Вавила нарочно помедлил, сохраняя степенность и мужское достоинство.
— Сейчас разговор завершу и явлюсь.
— Являйся скорее! — жена, словно белка, быстро юркнула в открытую дверь. Отойдя на несколько шагов, расчихалась. — Ну и ароматы!.. — И засеменила по утоптанной тропинке к дому.
Вавила поднялся с чурбана, одобрительно потрепал Родьку по плечу:
— Как сгонит лед, шхуна в Архангельск пойдет. Поведет Дорофей Киндяков. Просись к нему зуйком. Скажи: я согласен. Понял?
— Понял, — кивнул паренек.
Дорофей Киндяков был старинным приятелем Елисея. Вместе хаживали они в молодости на канинские реки за навагой, на прибрежный зверобойный промысел. Вместе росли, учились в церковноприходской школе, потом молодцевали и женились на задушевных подружках, однофамилицах Панькиных: Елисей — на Парасковье, Дорофей — на Ефросинье.
На досуге Родион любил бывать в доме Киндяковых. Дорофей принимал парня ласково и дружески, говорил серьезно, как, бывало, с Елисеем, будто и не было меж ними разницы в годах. И жена его Ефросинья не отпускала Родьку без угощения — обедом ли, ужином ли накормит, чаем с баранками напоит.

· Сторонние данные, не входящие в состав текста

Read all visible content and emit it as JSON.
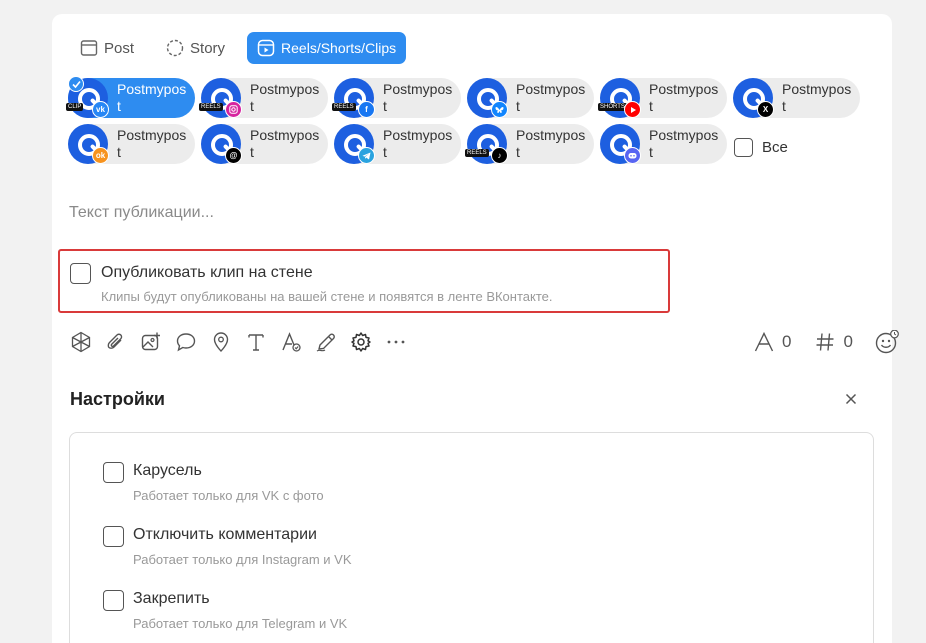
{
  "tabs": [
    {
      "label": "Post",
      "icon": "post-icon",
      "active": false
    },
    {
      "label": "Story",
      "icon": "story-icon",
      "active": false
    },
    {
      "label": "Reels/Shorts/Clips",
      "icon": "reels-icon",
      "active": true
    }
  ],
  "accounts": [
    {
      "name": "Postmypost",
      "network": "vk-icon",
      "tag": "CLIP",
      "selected": true,
      "color": "#2787f5"
    },
    {
      "name": "Postmypost",
      "network": "instagram-icon",
      "tag": "REELS",
      "selected": false,
      "color": "#d6249f"
    },
    {
      "name": "Postmypost",
      "network": "facebook-icon",
      "tag": "REELS",
      "selected": false,
      "color": "#1877f2"
    },
    {
      "name": "Postmypost",
      "network": "bluesky-icon",
      "tag": "",
      "selected": false,
      "color": "#1185fe"
    },
    {
      "name": "Postmypost",
      "network": "youtube-icon",
      "tag": "SHORTS",
      "selected": false,
      "color": "#ff0000"
    },
    {
      "name": "Postmypost",
      "network": "x-icon",
      "tag": "",
      "selected": false,
      "color": "#000000"
    },
    {
      "name": "Postmypost",
      "network": "odnoklassniki-icon",
      "tag": "",
      "selected": false,
      "color": "#f7931e"
    },
    {
      "name": "Postmypost",
      "network": "threads-icon",
      "tag": "",
      "selected": false,
      "color": "#000000"
    },
    {
      "name": "Postmypost",
      "network": "telegram-icon",
      "tag": "",
      "selected": false,
      "color": "#2aa3df"
    },
    {
      "name": "Postmypost",
      "network": "tiktok-icon",
      "tag": "REELS",
      "selected": false,
      "color": "#000000"
    },
    {
      "name": "Postmypost",
      "network": "discord-icon",
      "tag": "",
      "selected": false,
      "color": "#5865f2"
    }
  ],
  "select_all_label": "Все",
  "text_placeholder": "Текст публикации...",
  "vk_wall": {
    "label": "Опубликовать клип на стене",
    "description": "Клипы будут опубликованы на вашей стене и появятся в ленте ВКонтакте."
  },
  "toolbar_icons": [
    "ai-icon",
    "paperclip-icon",
    "add-image-icon",
    "comment-icon",
    "location-icon",
    "text-format-icon",
    "font-style-icon",
    "pen-icon",
    "gear-icon",
    "more-icon"
  ],
  "counters": {
    "chars": "0",
    "hashtags": "0"
  },
  "settings": {
    "title": "Настройки",
    "options": [
      {
        "label": "Карусель",
        "description": "Работает только для VK с фото"
      },
      {
        "label": "Отключить комментарии",
        "description": "Работает только для Instagram и VK"
      },
      {
        "label": "Закрепить",
        "description": "Работает только для Telegram и VK"
      }
    ]
  },
  "colors": {
    "accent": "#2e8cf0",
    "avatar": "#1d5fe0",
    "highlight_border": "#d93a3a"
  }
}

Дорофею было уже под сорок. Высокий, широкоплечий, с рыжеватинкой в волосах и бороде, он слыл опытным мореходом и почти ежегодно плавал шкипером на ряхинских судах. Характером был крут и упрям. Иной раз перечил хозяину, но тот терпел, потому что в любом споре на поверку выходило: прав кормщик.
Словно великую драгоценность, хранил Киндяков у себя в доме поморскую лоцию — рукописную книгу в деревянном, обтянутом кожей переплете с медными застежками. В ней старинным полууставом деды и прадеды аккуратно и старательно описали во всех подробностях поморские пути-дороги: на Канин Нос, на Кольский полуостров, на остров Сосновец, на Новую Землю и Грумант (Шпицберген), в Архангельск и в Норвегию, на Мурман. В лоции указывались направления ветров, морских течений и движения льдов в Белом море, время ледостава и ледохода, а также населенные пункты и промысловые избы по берегам, давались ориентиры при заходах в бухты, гавани, устья рек.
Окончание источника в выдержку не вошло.